A much more immediate risk is that they will make it seem safer to go to war: "One day there will be no human soldiers - robots will fight robots in a war and we can all derive
great and guilt-free entertainment from it as the ideal sport!". The problem with this cozy thought is that in any prolonged modern war, the command centers and logistics facilities supporting the war effort (factories which produce weapons and ammunition, power plants, and so on) are primary targets because they remove your enemy's ability to resupply and reinforce his armed forces, and for the forseeable future, these will involve some human beings. Then there is the question of what happens to a country which has its robot army and the infrastructure they depend on destroyed. They could surrender, but probably won't, probably instead choosing to field human soldiers, who will now be fighting against robots. So much for robotic war lacking human casualties. See Philip K. Dick's short story "Autofac" for an alternative view of the dangers of robot-on-robot warfare where the factories have been automated.
But the most immediate problem with autonomous weapons systems is that they provide unscrupulous military and political leaders with near-perfect plausible deniability: "the weapon system malfunctioned due to a firmware bug, and mistook that passenger jet for a bogy - sorry your prime minister happened to be on it". Or "Unknown hackers took penetrated our security and took control of an armed military drone, shooting an anti-tank missile at a road vehicle. The victims have not yet been identified, but the vehicle was owned by a senator who wished to cut military expenditure". You get the idea.
(Score: 2) by maxwell demon on Tuesday July 28 2015, @09:24PM
For the latter scenario, it doesn't need an AI. Indeed, a "dumb drone" is probably easier to hack and take over than an intelligent one.

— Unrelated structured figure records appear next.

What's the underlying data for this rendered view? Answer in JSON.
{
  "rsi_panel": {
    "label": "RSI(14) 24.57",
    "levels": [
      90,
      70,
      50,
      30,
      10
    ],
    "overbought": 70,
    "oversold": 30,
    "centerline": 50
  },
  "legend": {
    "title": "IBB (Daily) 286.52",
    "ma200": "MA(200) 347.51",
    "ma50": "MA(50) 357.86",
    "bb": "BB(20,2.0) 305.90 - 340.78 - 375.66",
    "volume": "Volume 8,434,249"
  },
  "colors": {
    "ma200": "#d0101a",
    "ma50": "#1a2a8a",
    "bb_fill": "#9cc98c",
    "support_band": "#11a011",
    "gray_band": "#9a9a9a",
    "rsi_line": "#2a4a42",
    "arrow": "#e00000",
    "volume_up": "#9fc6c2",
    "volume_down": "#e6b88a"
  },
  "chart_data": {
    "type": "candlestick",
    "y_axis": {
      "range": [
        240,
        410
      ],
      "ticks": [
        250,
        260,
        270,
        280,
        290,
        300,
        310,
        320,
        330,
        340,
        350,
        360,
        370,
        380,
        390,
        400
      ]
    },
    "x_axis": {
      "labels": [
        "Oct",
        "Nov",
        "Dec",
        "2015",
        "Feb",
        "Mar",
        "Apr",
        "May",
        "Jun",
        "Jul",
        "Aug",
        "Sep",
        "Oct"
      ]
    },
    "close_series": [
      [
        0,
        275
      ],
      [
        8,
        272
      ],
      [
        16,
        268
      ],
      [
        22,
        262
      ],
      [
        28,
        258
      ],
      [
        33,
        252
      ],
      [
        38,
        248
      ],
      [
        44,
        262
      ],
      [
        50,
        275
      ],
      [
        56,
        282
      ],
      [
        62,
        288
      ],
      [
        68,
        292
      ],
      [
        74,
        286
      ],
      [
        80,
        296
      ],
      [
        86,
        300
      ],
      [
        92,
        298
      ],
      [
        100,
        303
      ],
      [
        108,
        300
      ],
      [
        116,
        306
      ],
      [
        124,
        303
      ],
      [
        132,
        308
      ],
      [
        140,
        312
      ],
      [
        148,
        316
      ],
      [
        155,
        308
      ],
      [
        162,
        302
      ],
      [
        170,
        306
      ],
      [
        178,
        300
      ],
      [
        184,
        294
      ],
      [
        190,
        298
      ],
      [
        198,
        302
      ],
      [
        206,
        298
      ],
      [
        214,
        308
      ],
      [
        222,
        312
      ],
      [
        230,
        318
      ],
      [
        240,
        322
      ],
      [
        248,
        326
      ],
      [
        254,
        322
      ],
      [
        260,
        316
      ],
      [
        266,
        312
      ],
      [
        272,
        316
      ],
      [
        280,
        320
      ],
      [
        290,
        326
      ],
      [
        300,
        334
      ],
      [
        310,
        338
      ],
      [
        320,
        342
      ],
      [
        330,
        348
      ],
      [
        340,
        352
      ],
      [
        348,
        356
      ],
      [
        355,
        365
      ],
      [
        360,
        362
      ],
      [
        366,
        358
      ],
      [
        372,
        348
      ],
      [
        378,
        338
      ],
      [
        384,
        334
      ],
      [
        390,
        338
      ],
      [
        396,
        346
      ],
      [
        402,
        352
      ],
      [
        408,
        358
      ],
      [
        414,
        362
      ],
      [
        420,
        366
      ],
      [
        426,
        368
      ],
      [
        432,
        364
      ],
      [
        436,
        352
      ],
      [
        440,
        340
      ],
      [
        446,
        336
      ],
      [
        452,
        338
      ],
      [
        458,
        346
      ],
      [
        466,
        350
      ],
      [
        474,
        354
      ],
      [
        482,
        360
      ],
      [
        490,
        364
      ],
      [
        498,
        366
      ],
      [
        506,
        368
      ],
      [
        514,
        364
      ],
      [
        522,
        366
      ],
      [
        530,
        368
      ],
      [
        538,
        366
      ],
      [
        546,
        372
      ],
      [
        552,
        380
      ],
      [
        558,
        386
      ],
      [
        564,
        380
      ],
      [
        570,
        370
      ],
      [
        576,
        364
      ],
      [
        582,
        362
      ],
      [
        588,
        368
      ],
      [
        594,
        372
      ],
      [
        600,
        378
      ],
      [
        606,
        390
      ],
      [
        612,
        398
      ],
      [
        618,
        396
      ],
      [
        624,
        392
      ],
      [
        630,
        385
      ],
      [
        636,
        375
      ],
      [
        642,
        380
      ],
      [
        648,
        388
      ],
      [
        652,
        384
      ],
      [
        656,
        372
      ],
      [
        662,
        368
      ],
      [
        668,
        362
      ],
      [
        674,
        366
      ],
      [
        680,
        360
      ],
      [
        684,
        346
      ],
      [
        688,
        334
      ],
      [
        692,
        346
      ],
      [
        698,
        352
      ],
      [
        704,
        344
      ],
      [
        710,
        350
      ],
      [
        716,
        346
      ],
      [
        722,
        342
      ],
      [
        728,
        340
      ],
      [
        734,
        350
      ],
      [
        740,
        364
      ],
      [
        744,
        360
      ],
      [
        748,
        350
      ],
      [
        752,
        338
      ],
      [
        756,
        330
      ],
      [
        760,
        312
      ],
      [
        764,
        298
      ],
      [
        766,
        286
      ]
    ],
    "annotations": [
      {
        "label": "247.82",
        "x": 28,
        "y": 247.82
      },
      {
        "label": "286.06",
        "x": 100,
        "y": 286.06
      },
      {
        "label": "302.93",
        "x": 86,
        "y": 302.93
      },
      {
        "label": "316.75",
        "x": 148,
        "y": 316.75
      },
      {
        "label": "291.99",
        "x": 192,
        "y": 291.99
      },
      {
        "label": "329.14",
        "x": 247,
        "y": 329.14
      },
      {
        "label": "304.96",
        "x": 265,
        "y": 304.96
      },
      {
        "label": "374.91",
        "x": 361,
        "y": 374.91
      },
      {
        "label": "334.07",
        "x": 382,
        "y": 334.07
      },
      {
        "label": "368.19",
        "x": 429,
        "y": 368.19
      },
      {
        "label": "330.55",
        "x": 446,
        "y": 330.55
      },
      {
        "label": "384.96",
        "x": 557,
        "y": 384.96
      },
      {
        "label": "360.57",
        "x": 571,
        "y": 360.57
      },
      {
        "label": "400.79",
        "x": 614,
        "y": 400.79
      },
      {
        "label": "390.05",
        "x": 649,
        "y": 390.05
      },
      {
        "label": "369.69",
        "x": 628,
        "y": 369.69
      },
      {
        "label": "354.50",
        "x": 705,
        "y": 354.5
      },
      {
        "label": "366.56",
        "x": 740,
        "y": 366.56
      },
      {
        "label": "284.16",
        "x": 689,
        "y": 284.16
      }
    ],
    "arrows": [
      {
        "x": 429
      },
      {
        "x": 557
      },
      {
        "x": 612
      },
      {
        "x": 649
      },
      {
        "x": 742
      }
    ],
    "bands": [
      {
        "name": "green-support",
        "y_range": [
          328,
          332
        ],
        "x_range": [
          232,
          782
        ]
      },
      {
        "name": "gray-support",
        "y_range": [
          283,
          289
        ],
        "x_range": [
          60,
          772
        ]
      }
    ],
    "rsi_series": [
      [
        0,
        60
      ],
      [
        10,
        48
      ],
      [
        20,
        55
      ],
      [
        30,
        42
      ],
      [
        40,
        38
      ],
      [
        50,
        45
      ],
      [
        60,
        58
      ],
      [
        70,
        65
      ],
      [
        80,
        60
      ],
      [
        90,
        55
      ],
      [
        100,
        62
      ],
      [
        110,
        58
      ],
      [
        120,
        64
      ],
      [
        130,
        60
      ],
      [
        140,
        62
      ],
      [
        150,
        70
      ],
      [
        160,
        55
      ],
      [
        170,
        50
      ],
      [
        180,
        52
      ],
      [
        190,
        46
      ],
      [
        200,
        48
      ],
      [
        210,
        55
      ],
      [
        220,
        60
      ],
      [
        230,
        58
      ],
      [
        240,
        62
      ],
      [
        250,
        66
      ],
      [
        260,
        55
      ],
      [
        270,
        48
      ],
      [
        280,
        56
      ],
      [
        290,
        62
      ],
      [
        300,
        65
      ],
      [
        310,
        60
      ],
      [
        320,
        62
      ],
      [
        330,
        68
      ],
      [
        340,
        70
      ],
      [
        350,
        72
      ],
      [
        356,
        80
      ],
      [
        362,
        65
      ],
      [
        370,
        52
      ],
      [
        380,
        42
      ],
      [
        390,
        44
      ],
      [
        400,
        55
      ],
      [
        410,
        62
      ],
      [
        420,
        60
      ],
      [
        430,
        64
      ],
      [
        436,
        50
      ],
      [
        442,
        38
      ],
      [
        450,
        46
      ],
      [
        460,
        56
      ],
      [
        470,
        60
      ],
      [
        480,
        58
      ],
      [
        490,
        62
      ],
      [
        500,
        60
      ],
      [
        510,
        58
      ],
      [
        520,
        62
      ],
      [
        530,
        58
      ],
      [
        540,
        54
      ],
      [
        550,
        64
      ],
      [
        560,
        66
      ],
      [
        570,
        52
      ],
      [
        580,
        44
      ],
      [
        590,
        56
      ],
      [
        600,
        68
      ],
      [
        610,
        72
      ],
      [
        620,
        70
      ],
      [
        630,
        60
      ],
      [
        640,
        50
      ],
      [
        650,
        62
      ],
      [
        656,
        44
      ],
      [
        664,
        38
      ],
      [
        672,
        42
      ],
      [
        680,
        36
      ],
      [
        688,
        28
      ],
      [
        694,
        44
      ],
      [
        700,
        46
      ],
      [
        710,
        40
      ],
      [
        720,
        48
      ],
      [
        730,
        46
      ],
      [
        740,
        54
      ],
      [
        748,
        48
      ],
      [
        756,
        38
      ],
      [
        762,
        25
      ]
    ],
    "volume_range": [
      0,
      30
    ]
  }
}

The Tao of math: The numbers you can count are not the real numbers.
(Score: 0) by Anonymous Coward on Tuesday July 28 2015, @02:43PM
It is already too late for this debate. Autonomous weapons of various degrees have been in production and use for decades.
Consider first the Soviet anti-tank dogs [wikipedia.org], or perhaps even the United States' attempt to make pigeon-guided ship-seeking missiles [wikipedia.org]. The former demonstrated the dangers of autonomous weapons, as the dogs went for the familiar-smelling diesel-fueled Soviet tanks rather than the enemy's gasoline ones.
Even if the discussion is limited to computer-guided weapons.A good example is the British Spearfish torpedo [wikipedia.org], which while initially wire-guided, is autonomous in final approach, and can autonomously acquire new targets should it miss. This torpedo was put into production in 1992, twenty three years ago. Technology has, presumably, continued to advance. The U.S. Mk.48 Mod 7 is not as widely discussed, but also appears to have autonomous features, and the Chinese claim their Yu-6 is comparable to the Mk.48.
Autonomous weapons are already here. At this point it is better to ensure there is an understanding on how and when they are used than to attempt stuffing the genie back in the bottle.